O carnaval é o momento que o sujeito pode ser quem ele quiser através da sua fantasia, pode flertar com várias pessoas sabendo que em algum momento alguém vai aceitar esse flerte, além de muita dança e diversão. O momento é ansiado por muitos justamente por permitir essa liberdade, por permitir viver os desejos

do inconsciente e por saber que suas atitudes serão "perdoadas" por ser carnaval, o período da folia (loucura, doidice). Beijar aquela pessoa que você não tinha coragem, fazer sexo com desconhecidos, vestir-se de forma esdruxula, usar drogas. O pior do carnaval são as atitudes autodestrutivas das pessoas. É como se a vontade de se divertir e aproveitar a festa fossem muito maiores que a prudência.

Então, da próxima vez que você for ao se divertir nessa festa tradicional lembre-se de ter aproveitar com responsabilidade, porque até mesmo o louco é responsável por sua loucura.
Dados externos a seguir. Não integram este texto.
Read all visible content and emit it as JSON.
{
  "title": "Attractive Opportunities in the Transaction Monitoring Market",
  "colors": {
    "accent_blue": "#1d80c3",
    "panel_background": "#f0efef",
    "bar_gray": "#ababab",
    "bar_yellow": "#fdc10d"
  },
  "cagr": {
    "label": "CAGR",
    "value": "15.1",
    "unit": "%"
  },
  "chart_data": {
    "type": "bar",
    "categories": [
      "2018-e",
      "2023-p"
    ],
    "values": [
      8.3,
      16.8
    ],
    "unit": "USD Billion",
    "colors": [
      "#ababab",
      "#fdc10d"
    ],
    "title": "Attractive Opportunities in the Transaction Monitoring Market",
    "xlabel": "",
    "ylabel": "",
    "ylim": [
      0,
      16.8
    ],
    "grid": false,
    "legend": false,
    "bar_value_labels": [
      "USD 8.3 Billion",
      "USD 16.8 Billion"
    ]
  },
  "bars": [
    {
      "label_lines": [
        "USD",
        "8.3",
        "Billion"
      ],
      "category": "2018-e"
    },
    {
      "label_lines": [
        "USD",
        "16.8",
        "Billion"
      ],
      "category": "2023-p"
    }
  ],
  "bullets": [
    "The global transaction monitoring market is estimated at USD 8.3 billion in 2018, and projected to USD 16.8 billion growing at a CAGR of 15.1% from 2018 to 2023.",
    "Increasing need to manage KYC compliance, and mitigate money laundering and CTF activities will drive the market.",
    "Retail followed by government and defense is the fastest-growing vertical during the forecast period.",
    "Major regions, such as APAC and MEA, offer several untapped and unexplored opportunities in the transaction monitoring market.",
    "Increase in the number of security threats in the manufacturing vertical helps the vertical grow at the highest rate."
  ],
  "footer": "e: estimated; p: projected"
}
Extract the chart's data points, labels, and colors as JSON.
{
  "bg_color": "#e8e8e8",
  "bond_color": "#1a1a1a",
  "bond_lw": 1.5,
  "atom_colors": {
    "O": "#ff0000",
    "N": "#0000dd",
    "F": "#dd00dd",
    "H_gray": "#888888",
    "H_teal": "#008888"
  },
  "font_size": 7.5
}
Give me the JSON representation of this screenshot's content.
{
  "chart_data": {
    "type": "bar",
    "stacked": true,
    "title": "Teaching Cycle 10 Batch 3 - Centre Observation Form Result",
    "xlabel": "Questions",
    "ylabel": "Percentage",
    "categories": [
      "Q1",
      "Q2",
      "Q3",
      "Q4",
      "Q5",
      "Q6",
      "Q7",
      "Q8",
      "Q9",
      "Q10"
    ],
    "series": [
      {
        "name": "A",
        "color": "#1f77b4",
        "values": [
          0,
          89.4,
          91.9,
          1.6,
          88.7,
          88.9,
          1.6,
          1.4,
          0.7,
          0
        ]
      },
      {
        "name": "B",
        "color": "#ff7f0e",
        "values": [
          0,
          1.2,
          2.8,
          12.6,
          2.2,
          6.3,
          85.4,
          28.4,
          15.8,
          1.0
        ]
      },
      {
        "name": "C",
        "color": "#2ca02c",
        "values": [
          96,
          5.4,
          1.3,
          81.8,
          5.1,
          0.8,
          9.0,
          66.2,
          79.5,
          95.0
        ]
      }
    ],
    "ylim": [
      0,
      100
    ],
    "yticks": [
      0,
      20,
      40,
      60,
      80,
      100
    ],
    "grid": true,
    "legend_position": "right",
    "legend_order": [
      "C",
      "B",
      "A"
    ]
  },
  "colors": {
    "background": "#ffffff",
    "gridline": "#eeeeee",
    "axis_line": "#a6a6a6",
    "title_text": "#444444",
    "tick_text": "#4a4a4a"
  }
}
Divirta-se com cuidado, evite doenças, acidentes, porque as pessoas ficam muito vulneráveis a todo tipo de sinistro nessa época. 




Referências:

http://brasilescola.uol.com.br/carnaval/historia-do-carnaval-no-brasil.htm

https://psicologado.com/abordagens/psicologia-analitica/máscaras-do-ego-aspectos-subjetivos-das-representações-do-corpo

http://amigosdofreud.blogspot.com.br/2012/02/persona-e-sombra-na-psicologia.html#.VryxIa33PKg

http://psicologiaanalitica.com/2015/05/02/algumas-consideraes-sobre-o-lugar-da-persona/

http://www.psiqweb.med.br/site/?area=NO/LerNoticia&idNoticia=192

MELLO, A. C. et al. Persona, de Ingmar Bergman. Cinematógrafo, FAAP, São Paulo, 2002.